The most controversial measure is "reformulated gasoline." Simply put, that's gasoline whose chemical constituents have been altered so that it pollutes less. A few brands are already being sold that achieve about a 10 percent reduction in emissions. The Senate version of the Clean Air Act specifies a 15 percent cut by 1992 for gasoline sold in the nine smoggiest cities. The House version requires a 15 percent cut by 1995 and raises that to 25 percent by 2000. No one knows precisely what's doable at a reasonble cost.

"Reformulated gas" pits the oil lobby against the farm lobby. Each is correct about the other. As the farm lobby says, the oil companies have come late to less-polluting fuels. But the oil industry accurately accuses the farm lobby of wanting the law written to force the use of ethanol -- which can be made from corn and other crops -- in gasoline. The House-Senate conference committee that will set the law's final language should reject that approach. The Clean Air Act shouldn't be turned into farm relief. The law should set standards and let the oil companies meet them as inexpensively as possible.
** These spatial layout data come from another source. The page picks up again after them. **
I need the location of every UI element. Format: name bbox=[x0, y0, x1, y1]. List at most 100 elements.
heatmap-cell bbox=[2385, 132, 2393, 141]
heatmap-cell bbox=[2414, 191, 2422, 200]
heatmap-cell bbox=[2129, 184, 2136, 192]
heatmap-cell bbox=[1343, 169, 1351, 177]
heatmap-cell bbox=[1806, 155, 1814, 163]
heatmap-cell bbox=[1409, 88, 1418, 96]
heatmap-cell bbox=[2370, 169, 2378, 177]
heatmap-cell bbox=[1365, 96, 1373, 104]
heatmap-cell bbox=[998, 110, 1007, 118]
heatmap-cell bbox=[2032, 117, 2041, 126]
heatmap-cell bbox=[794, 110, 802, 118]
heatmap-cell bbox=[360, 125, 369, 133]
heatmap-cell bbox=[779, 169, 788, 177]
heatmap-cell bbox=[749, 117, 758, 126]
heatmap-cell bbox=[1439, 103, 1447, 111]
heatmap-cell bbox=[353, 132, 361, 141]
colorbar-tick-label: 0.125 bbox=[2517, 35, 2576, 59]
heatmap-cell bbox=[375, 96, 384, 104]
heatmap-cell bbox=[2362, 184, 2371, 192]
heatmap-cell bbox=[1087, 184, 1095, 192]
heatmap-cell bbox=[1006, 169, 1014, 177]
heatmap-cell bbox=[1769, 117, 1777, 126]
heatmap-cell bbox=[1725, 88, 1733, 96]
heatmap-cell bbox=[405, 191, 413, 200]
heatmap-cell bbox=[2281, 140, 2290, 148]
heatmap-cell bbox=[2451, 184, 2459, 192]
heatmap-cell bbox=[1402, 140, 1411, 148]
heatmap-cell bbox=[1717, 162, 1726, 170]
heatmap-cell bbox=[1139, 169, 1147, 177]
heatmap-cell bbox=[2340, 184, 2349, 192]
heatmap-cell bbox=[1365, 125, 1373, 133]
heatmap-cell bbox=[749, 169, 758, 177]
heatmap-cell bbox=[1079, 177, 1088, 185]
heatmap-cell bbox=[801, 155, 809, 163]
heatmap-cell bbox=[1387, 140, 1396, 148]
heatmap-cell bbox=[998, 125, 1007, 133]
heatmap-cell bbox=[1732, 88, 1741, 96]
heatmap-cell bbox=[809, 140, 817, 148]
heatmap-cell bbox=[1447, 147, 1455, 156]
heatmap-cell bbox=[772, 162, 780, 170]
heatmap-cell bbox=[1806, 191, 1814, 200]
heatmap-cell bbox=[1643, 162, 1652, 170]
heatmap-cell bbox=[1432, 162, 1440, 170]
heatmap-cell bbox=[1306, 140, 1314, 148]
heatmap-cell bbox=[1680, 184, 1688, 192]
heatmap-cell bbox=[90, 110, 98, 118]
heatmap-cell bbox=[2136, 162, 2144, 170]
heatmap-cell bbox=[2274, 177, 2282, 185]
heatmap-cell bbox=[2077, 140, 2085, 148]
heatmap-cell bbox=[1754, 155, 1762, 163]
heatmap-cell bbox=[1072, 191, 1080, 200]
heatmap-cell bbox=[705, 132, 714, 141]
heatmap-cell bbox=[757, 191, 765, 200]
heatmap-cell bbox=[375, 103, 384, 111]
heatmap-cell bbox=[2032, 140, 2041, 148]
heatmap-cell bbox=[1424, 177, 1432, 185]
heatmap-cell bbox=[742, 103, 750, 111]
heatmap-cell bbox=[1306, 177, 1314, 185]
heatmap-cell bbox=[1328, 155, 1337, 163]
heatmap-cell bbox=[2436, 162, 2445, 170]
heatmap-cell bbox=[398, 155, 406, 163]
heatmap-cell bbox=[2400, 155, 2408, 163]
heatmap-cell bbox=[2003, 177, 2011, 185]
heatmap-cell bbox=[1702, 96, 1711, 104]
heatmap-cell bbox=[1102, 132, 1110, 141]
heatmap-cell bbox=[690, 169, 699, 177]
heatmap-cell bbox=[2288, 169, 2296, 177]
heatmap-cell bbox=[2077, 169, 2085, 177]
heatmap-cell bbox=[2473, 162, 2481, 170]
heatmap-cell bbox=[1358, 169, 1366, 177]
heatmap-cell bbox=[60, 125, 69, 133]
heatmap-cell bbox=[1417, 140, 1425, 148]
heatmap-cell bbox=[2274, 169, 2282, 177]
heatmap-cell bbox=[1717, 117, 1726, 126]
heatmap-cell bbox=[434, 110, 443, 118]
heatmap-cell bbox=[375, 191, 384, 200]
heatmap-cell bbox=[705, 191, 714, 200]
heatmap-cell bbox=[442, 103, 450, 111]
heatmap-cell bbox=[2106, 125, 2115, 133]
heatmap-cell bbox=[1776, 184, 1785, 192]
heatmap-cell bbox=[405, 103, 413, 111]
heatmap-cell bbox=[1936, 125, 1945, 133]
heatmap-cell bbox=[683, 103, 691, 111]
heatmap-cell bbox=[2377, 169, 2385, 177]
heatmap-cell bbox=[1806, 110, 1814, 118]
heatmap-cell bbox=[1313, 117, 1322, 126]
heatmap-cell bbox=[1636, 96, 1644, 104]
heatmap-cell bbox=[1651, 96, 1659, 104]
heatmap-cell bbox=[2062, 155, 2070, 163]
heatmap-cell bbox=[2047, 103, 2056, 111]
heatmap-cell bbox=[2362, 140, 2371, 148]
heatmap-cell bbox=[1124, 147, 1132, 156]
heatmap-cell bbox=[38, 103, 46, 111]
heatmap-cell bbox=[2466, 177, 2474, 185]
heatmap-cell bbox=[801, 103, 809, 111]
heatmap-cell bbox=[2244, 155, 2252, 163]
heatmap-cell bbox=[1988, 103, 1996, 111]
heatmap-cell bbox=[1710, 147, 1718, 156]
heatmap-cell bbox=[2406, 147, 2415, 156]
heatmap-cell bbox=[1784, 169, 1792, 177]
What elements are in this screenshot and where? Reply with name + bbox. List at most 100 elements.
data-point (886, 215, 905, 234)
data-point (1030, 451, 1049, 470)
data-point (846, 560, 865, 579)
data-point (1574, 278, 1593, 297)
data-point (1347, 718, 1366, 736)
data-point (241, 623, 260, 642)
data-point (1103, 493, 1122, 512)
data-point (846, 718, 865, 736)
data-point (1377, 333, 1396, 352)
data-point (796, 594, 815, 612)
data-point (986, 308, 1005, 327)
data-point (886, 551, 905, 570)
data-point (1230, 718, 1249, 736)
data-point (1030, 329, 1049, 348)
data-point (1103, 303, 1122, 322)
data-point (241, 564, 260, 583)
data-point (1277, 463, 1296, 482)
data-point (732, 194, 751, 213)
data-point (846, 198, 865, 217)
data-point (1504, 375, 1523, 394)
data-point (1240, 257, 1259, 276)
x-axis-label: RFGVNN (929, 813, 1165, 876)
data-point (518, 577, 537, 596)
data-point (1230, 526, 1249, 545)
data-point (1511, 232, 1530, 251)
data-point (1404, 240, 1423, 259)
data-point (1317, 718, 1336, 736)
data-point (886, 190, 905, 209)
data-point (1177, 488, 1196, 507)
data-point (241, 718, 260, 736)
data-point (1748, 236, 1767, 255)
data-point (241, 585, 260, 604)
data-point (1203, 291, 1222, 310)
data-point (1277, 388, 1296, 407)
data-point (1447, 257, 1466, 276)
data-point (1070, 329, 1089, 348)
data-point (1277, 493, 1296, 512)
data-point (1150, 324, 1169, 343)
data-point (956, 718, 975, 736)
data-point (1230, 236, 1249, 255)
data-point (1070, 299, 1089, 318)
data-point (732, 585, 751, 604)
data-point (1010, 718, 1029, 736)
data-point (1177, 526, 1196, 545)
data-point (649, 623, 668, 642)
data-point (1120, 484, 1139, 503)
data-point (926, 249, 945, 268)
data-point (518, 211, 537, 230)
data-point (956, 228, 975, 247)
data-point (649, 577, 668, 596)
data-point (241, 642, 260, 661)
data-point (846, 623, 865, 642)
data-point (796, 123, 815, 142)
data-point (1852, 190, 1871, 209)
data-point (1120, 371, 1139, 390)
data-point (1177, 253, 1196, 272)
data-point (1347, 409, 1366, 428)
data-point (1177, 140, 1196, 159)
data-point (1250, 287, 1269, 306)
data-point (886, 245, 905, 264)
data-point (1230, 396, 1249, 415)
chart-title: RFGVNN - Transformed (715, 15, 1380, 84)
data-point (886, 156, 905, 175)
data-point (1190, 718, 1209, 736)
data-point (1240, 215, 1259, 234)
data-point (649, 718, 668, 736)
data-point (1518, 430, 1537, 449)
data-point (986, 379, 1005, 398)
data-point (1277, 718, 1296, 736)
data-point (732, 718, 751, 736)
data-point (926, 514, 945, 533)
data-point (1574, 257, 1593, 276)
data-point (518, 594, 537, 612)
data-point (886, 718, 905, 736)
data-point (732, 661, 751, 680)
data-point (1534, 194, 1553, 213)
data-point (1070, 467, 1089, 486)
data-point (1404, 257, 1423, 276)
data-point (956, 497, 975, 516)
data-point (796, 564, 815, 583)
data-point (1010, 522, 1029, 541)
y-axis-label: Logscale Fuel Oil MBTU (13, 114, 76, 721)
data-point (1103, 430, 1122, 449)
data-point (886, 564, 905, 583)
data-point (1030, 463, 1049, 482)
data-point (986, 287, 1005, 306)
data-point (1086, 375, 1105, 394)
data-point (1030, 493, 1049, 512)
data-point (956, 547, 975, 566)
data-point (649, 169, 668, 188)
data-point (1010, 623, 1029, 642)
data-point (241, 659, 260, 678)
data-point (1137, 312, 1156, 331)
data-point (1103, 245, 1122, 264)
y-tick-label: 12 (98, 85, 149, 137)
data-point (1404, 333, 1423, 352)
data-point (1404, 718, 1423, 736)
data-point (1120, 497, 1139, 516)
Perhaps half the cities violating the ozone standard may ultimately be brought into compliance by changes required by the new law, says Robert Friedman of the Congressional Office of Technology Assessment. The other half still won't make it. They've got too far to go, and gains will be offset by more cars, people and production. As cars get cleaner, the remainder of the smog problem also gets tougher to solve. A quarter of hydrocarbon emissions, for example, come from common chemicals used by businesses and households: paints, solvents, inks and cleansers. OTA doubts that the technology now exists to eliminate all smog.

The "dirty" environment is one price we pay for the benefits of a prosperous economy. Although we can use some of our wealth to limit pollution, obliterating it entirely is often impractical or prohibitively costly. It's an ambiguous exercise, but we should not deny our gains. Our war against smog is not a failure even though it isn't yet a complete success.